La segunda mitad del año legislativo tendrá como principal desafío para el Gobierno nacional la aprobación de la reforma política, una iniciativa que incluye la eliminación de las PASO y que requiere intensas negociaciones con gobernadores y bloques dialoguistas para conseguir los votos necesarios en el Congreso.
De acuerdo con el análisis de la periodista Mariana Mei, el oficialismo considera que este período no electoral representa una oportunidad para avanzar con cambios institucionales y reactivar proyectos económicos que quedaron pendientes durante el primer semestre. Sin embargo, el éxito de esa estrategia dependerá de la capacidad del Ejecutivo para alcanzar acuerdos con las provincias.
Las negociaciones con gobernadores, la clave del oficialismo
"Al Gobierno lo que lo desvela es esta reforma política porque, bueno, corre el tiempo, es un año que no es electoral", explicó Mariana Mei. La periodista señaló que el oficialismo considera este período clave para modificar las reglas electorales antes de que comience el calendario de las próximas elecciones.
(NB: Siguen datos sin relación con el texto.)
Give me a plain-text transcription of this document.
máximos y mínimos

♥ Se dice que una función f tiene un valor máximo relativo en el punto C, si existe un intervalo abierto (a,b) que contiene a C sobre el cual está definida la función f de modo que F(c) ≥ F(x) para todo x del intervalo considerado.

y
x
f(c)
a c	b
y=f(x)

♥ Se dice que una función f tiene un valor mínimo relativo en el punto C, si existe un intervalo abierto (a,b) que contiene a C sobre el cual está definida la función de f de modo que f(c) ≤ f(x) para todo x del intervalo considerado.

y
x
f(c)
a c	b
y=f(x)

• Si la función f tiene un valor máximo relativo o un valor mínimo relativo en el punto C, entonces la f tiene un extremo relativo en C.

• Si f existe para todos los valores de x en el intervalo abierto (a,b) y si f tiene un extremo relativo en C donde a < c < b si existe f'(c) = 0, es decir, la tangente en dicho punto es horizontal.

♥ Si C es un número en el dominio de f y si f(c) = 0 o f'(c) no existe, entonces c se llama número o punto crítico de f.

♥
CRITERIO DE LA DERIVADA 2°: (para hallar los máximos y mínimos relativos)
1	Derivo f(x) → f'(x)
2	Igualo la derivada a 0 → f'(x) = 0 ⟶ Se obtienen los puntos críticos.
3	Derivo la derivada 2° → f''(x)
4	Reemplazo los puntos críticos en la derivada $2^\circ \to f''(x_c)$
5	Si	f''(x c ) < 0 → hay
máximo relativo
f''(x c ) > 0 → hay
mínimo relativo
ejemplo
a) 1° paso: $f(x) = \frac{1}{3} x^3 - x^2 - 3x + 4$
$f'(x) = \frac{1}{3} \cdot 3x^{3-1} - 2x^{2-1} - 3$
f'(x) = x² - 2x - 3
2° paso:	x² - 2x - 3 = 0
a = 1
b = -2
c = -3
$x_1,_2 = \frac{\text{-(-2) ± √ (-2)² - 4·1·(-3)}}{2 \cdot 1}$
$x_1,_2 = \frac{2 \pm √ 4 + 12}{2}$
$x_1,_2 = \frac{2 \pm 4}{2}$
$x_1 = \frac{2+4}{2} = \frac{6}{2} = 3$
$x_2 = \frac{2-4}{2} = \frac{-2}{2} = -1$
Además, recordó que durante el primer semestre quedaron pendientes varios proyectos económicos de interés para el Ejecutivo. "Hay otras que tienen que ver más bien con la economía. Por ejemplo, el tema del superrégimen, el tema de las zonas frías que quedó a medio camino", sostuvo, al tiempo que mencionó la ley de sociedades como parte del proceso de desregulación estatal que el Gobierno busca reactivar.
Según Mei, la principal dificultad para avanzar con la reforma política radica en la necesidad de construir consensos con las provincias. "Le está costando, no solamente porque las provincias piden a cambio obra pública", afirmó, al describir el complejo escenario de negociación que enfrenta la Casa Rosada.
La especialista indicó que el Ejecutivo ya cuenta con algunos respaldos provinciales, aunque todavía insuficientes para garantizar la aprobación de la iniciativa. También explicó que una de las herramientas de negociación pasa por acuerdos electorales.
"Esto del tema de las colectoras, la famosa restitución de las colectoras, lo que viene a prometerles es que no van a poner un candidato", detalló. Según explicó, el oficialismo podría resignar candidaturas propias en determinadas provincias para fortalecer alianzas con gobernadores a cambio de respaldo parlamentario.
Brasil y el contexto político complican el escenario
Mei también advirtió que la agenda legislativa se vio atravesada por las repercusiones políticas derivadas de los acontecimientos ocurridos en Brasil, situación que generó proyectos de repudio y posicionamientos de distintos espacios políticos. "Todo esto embarra un poco la cancha porque sabemos que detrás de esas declaraciones también hay varios intereses", señaló, al remarcar que Brasil continúa siendo el principal socio comercial de la Argentina y que varias provincias observan con preocupación cualquier conflicto diplomático.
Finalmente, confirmó que la actividad parlamentaria retomará su ritmo habitual en agosto. "La primera fecha que se sabe que está convocada es el día 6 de agosto", indicó, en referencia al reinicio de las sesiones ordinarias tanto en la Cámara de Diputados como en el Senado, donde volverán a debatirse los principales proyectos impulsados por el Gobierno.